Precycle

View Original

WSJ: Can Zero-Waste Grocery Stores Make a Difference?

by By Jane Black, for The Wall Street Journal

Photo: Juliana Sohn

There are zero-waste grocery stores in Brooklyn, Denver, London and Berlin, and dozens more specializing in beauty and household products.

In many ways, these stores are the progeny of the natural food co-ops that sprouted in the 1970s. But the women—and they are almost all women—opening zero-waste stores now understand that to succeed they have to build in convenience. There are no mandated work hours or membership fees. If you don’t have your own container you can buy or borrow one that’s been cleaned and sanitized. The Wally Shop, one of the newest startups, operates as a kind of zero-waste Instacart, offering customers same-day delivery by bike in Brooklyn and, soon, Manhattan. Founder and CEO Tamara Lim, 26, describes her company as a 21st-century milk man who delivers more than milk.

Photo: Juliana Sohn

Zero-waste evangelists talk about their “journey” to a new way of living and shopping. Katerina Bogatireva, who opened Precycle in Brooklyn in December, took her first steps when she tried, and only partially succeeded, to reduce the trash she and her young son produced. “It was difficult to shop. You had to buy one thing here, one thing there,” she said. “And then there were the snacks. Try telling your 6-year-old that he can’t have a fig bar because it’s wrapped in plastic.”

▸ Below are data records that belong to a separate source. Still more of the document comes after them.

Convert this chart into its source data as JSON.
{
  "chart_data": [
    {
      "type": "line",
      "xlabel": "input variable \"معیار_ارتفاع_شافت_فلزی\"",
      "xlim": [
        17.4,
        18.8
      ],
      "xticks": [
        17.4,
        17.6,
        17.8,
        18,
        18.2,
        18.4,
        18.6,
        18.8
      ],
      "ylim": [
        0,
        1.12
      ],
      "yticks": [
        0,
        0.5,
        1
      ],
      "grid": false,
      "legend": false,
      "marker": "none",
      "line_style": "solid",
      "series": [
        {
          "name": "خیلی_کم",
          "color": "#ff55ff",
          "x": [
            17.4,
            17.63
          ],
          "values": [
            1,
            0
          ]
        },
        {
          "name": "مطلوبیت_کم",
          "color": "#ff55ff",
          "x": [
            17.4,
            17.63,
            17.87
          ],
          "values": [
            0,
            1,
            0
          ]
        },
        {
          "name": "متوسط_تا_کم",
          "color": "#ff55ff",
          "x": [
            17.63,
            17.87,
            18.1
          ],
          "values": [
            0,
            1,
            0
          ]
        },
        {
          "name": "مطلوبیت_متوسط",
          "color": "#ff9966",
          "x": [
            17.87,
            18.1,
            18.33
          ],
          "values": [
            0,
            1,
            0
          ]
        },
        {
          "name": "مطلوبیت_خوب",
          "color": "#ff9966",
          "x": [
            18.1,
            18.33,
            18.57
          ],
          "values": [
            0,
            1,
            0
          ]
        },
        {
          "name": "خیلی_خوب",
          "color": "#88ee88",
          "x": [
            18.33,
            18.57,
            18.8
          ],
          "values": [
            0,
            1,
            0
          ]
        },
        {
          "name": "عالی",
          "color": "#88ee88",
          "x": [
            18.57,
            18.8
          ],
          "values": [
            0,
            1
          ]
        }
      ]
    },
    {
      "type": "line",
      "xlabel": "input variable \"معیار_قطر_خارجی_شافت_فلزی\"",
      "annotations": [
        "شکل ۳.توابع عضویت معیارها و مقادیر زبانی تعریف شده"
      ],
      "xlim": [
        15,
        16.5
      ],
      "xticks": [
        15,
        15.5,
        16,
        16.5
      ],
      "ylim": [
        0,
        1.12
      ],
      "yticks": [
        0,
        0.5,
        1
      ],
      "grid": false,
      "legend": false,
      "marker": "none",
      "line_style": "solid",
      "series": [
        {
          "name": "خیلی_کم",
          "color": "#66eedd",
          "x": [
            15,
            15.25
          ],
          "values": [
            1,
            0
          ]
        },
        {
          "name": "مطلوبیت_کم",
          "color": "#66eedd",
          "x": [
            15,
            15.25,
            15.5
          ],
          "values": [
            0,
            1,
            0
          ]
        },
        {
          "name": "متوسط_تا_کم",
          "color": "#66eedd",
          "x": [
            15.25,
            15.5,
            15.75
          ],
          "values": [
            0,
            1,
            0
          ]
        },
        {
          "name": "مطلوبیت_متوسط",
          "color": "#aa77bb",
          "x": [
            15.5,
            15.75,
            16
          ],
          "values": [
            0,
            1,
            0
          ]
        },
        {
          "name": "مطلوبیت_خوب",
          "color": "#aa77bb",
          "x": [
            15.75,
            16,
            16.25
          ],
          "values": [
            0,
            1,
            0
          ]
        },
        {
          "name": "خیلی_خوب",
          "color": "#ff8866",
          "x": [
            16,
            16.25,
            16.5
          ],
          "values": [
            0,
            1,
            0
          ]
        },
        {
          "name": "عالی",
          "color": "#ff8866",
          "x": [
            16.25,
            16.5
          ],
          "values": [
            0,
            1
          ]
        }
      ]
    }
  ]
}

And so Precycle aims to be a mostly one-stop shop. The bright, open-plan store in the hip Bushwick neighborhood sells fruits and vegetables, beans, pasta and rice, oils, vinegars, soaps, spices, eggs, even bulk tofu, which has been a surprise hit. For snacks, there are dried fruits, nuts, popcorn, granola. Only meat and fish are missing.

The Wally Shop, meanwhile, is working to offer convenience on parallel with Amazon Prime. (Ms. Lim, not coincidentally, started her career at the Seattle behemoth managing, among other categories, retail of packaging and shipping supplies.) Customers who order before 2 p.m. have their food delivered the same day between 6 and 8 p.m.

When the Wally Shop receives an order, it dispatches a shopper to buy products at local farmers markets and co-ops as well as at Precycle. Shoppers pay the price the store charges, plus a 5% service fee and a delivery fee. Vegetables come in cotton mesh bags, bulk grains in Mason jars. Customers also pay $1 per item for packaging but get it back when they return the container.

Photo: Juliana Sohn

A test order on the site that included lentils, apples, broccoli, avocados, soba noodles, raisins and a jar of raw, local honey totaled about $50—not cheap, but neither are the Brooklyn markets where the items are purchased. When you consider the mere $5.99 delivery fee built in, and the time and money the shopper saves by having someone else do the legwork, it sounds like a bargain.